In 1995, Boris was promoted to C-130H Instructor Pilot and transferred to Kodiak, Alaska, where he continued his combination flying, instructing, and search and rescue operations. “It was beautiful, but the weather was brutal at times and put our piloting skills to the test,” said Boris. “I was thrilled to be in the air rather than in the crabbing boats below.”

Boris’s leadership and flying skills resulted in his being sent back to Elizabeth City and appointed as head of the standardization team overseeing all Coast Guard C-130H training. Later, he assumed the duties of executive officer of the C-130J Aircraft Project Office in May 2003 and was in charge of initial operational implementation of the Coast Guard’s premier long-range surveillance aircraft. 

Katrina Strikes

When Hurricane Katrina ripped ashore in August 2005 Boris’s unit responded while the storm was still making landfall. The C-130Js hauled in food, water, gas-operated pumps (many areas had no electricity), personnel, and equipment such as small boats to help rescuers get through the water.

“We were one of the first C-130s in the area. We had to skirt around the hurricane before finding a place to land,” Boris said. “That whole place was underwater, just devastated. It was an incredible sight.”

The two aircraft in the unit hauled over a third of everything that the Coast Guard brought into the stricken areas. With an augmented crew of five (the C-130J normally requires a crew of three), the planes flew in and out of New Orleans and Mobile, Ala., for two weeks. Each day, the aircraft lifted off from Clearwater, Fla., flew to Alexandria, La., to pick up supplies, dropped the supplies off in New Orleans or Mobile, and traveled back to Alexandria. After three or four such runs, the crew returned to Clearwater at the end of each fifteen- to eighteen-hour day.

One trip didn’t end with their returning to Florida. On takeoff from New Orleans, the plane hit eleven birds, one of which went through the number-three engine. Stranded for the night, the crew was able to find room in a New Orleans hotel along with numerous refugees from the storm. “People were everywhere, in the halls and lobby, sleeping wherever they could. There were maybe forty people in the lobby with whatever they were able to pack in their cars,” said Boris. “There were lots of kids and babies, and people were very distraught.”

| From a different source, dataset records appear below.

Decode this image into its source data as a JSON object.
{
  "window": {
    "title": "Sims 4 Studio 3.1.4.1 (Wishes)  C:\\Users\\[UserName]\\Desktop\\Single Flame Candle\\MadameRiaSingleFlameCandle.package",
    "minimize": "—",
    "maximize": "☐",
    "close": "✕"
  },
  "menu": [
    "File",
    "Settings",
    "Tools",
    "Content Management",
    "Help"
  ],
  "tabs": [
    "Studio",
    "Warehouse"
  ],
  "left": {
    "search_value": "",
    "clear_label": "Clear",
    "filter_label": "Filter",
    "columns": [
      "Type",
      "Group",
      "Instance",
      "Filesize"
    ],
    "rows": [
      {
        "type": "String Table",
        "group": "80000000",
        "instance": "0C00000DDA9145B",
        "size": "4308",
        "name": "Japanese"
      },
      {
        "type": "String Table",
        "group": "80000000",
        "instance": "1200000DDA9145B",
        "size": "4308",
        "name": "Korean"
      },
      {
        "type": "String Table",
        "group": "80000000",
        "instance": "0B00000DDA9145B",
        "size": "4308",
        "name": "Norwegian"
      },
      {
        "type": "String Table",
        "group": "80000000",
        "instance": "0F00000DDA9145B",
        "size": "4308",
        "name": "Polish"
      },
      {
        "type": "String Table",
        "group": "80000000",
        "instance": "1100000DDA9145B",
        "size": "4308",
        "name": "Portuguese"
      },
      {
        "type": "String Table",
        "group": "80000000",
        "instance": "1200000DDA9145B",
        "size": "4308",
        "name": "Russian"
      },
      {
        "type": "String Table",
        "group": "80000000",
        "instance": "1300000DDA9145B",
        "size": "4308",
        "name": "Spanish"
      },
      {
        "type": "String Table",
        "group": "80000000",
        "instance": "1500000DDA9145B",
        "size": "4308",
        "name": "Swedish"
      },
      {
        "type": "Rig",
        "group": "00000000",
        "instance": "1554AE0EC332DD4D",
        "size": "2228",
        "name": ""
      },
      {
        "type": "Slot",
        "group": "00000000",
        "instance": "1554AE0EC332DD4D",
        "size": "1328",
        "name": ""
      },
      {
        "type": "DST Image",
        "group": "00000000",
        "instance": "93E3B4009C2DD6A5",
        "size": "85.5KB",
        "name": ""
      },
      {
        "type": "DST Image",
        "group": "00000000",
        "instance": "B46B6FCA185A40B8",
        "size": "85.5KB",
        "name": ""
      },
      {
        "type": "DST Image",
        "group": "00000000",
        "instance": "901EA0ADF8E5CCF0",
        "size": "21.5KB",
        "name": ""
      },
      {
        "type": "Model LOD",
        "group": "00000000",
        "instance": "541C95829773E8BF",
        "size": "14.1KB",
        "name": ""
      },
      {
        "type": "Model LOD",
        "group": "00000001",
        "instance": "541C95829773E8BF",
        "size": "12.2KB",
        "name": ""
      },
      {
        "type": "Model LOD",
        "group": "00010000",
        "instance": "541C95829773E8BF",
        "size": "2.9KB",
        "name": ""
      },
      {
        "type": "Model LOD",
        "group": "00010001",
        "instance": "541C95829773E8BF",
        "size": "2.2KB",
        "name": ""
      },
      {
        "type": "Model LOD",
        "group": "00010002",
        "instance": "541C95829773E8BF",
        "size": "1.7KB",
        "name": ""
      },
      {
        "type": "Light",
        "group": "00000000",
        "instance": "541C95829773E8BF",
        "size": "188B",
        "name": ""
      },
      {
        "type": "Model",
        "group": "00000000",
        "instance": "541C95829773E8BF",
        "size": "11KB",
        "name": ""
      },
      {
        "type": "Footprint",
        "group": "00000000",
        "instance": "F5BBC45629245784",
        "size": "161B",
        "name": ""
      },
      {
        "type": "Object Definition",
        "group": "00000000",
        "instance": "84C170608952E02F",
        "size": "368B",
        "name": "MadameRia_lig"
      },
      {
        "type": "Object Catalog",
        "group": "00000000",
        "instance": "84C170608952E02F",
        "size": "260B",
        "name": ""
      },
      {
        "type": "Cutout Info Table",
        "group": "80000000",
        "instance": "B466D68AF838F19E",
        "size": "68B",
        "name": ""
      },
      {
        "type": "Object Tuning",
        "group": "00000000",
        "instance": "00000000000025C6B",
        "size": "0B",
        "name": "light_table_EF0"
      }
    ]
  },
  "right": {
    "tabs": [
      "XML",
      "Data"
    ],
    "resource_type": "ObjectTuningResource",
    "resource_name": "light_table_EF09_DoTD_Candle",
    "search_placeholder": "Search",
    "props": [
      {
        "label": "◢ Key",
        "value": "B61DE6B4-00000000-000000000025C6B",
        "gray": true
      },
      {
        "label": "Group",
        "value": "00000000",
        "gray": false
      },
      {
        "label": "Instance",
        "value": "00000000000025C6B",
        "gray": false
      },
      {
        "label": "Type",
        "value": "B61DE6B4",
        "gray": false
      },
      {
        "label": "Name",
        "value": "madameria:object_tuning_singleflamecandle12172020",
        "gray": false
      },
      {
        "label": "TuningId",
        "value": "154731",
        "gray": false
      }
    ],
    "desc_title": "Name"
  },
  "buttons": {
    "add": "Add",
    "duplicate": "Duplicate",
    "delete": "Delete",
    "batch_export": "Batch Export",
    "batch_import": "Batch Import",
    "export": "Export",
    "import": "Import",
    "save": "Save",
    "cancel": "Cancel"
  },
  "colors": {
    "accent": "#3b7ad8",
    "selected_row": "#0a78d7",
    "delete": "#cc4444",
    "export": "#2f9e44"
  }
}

That night, Boris heard sobbing outside his room and opened his door to find a woman sitting in the hall. She feared that her home and possessions were lost to the storm surge. He asked where she lived. “When she described the area, I told her I fly over that neighborhood every day,” said Boris. He knew that the older part of the neighborhood was flooded, but the newer section, where the woman said she lived, was mostly above water. “I told her that, and said she might still have a house there. She was ecstatic and hugged me. Even though there was no guarantee that her house was safe, just the possibility brought a smile back to her face.”

Boris is one of only a handful of Coast Guard commanders who flew the C-130 his entire career. His service resulted in the award of the Meritorious Service Medal, the Coast Guard Commendation Medal, and two awards of the Coast Guard Achievement Medal.

Boris getting hosed down, a Coast Guard tradition following a pilot's final flight.

Boris getting hosed down, a Coast Guard tradition following a pilot’s final flight.

He now lives in Cabot, Ark., with his wife, Julia, and their three sons. At the Little Rock Air Force Base, Boris continues to train C-130 pilots from different branches of the service, even though he has had offers to fly from several airlines. “Sometimes you have to pass the torch, and let the next guy take what you learned,” said Boris. “I’m proud that I was able to set and meet my goals and was able to remain flying.”